Masondo has assured the public that negotiation sessions with the taxi industry relating to Phase 1A of the system started on 5 August and will continue until the matter is resolved. Operators from nine out of 10 affected associations were present at the first meeting and the door remains open for all those wishing to participate in the process.
“BRT operations aim to be ‘employment-neutral’, meaning that all jobs ‘lost’ from the current public transport operators will be replaced with new jobs in the BRT,” he explained.
“Most informal jobs in the taxi industry will be replaced by formal jobs in the BRT operating companies, with properly regulated conditions of employment and improved working conditions such as shorter hours.
“The City of Johannesburg is committed to offer local operators that will be affected by the introduction of the BRT a stake in a new Bus Operating Company; a stake and jobs in one or more of the station management companies, as well as potential jobs, investment and ownership in a variety of companies linked to the BRT. By doing this we are ensuring that operators are not worse off than at present,” he continued.
“We are obliged to ring fence the bus operating contract for affected operators in terms of national transport legislation.
“Government is committed that the taxi industry should be the nucleus and significant beneficiaries, which will enable them to be part of a formalised business and to get shares in a bus company with no equity other than proof that they are incumbent operators.
“We are also working with industry and other spheres of government to establish how the industry can further gain from the ‘BRT value chain’, for example through bus manufacture and maintenance, or depot construction.

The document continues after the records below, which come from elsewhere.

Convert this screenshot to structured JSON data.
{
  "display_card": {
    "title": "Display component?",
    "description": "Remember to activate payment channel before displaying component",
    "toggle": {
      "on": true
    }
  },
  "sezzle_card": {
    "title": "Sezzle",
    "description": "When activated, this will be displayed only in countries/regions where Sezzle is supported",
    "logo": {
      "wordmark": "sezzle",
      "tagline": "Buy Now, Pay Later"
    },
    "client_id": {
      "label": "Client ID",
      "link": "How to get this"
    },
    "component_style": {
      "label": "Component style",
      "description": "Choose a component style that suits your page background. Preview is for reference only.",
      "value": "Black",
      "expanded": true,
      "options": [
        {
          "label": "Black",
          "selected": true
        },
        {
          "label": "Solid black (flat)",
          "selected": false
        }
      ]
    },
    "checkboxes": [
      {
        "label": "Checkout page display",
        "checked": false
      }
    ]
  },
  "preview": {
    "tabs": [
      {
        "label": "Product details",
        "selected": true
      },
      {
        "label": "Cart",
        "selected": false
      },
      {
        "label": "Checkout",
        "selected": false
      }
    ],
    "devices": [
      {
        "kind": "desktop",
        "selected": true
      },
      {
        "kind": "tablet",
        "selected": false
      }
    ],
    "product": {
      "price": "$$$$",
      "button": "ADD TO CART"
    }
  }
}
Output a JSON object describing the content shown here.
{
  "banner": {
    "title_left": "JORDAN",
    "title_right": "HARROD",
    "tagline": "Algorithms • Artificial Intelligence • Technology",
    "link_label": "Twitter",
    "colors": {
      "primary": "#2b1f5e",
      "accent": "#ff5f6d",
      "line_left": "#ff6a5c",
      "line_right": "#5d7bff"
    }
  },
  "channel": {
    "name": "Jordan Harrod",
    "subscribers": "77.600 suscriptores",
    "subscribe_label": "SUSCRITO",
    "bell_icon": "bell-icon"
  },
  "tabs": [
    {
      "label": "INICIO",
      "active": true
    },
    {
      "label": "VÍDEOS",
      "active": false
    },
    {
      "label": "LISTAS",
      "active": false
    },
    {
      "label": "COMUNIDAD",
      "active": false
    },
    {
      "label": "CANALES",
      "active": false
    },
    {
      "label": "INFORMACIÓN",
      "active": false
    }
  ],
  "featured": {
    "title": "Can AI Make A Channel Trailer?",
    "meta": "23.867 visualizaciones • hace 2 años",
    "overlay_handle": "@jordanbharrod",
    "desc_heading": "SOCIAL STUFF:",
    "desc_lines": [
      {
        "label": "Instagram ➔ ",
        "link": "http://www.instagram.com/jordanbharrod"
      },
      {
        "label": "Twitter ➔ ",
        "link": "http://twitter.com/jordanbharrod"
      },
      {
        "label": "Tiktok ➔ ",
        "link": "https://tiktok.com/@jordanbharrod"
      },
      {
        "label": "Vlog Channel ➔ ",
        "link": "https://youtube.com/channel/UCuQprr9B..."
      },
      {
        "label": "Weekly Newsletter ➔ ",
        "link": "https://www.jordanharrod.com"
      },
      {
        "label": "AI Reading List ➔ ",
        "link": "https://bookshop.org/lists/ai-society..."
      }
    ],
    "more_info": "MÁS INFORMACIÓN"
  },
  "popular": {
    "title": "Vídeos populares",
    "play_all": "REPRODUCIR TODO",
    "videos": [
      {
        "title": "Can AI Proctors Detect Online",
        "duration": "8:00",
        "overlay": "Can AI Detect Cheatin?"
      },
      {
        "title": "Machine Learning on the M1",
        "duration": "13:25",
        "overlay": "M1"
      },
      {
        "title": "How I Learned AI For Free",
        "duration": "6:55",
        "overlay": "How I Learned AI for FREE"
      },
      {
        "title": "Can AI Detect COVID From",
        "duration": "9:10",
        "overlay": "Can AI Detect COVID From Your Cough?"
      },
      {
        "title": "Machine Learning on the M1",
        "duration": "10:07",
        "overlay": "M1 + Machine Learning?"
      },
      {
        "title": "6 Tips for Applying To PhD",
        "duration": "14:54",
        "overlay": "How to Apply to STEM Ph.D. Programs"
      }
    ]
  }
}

The law does not allow us to ring fence these opportunities, but we can look at preferences.”
Following President Jacob Zuma’s capitulation to the taxi industry at a Santaco (SA National Taxi Council) Summit held in Midrand in April of this year, during which he agreed to postpone BRT negotiations, hopes were low that the system would ever actually get off the ground, despite strong public support and millions of rands already invested in the project.
The announcement of the launch, despite continuing debate, offers some hope that BRT will in fact be unrolled according to schedule, however.
Although the Starter Service has been introduced to pilot the system and iron out any teething problems before negotiations are finalised with taxi operators, the fact that the system is moving forward – despite taxi threats – is an indication of how serious the City of Johannesburg is about its plans; serious enough to no longer be bullied by the taxi industry, at any rate.
Some concessions have been made, however. The Starter Service will only be run by a temporary company for no longer than six months, after which time Johannesburg hopes to sign an agreement with a newly established Bus Operating Company made up of taxi operators that have been affected by the introduction of BRT, thereby upholding the city’s promise to protect existing taxi operators.
As D-Day fast approaches, however, we can only hope that the routes poised to be put in service are not destroyed or passengers intimidated before Rea Vaya can really get off the ground.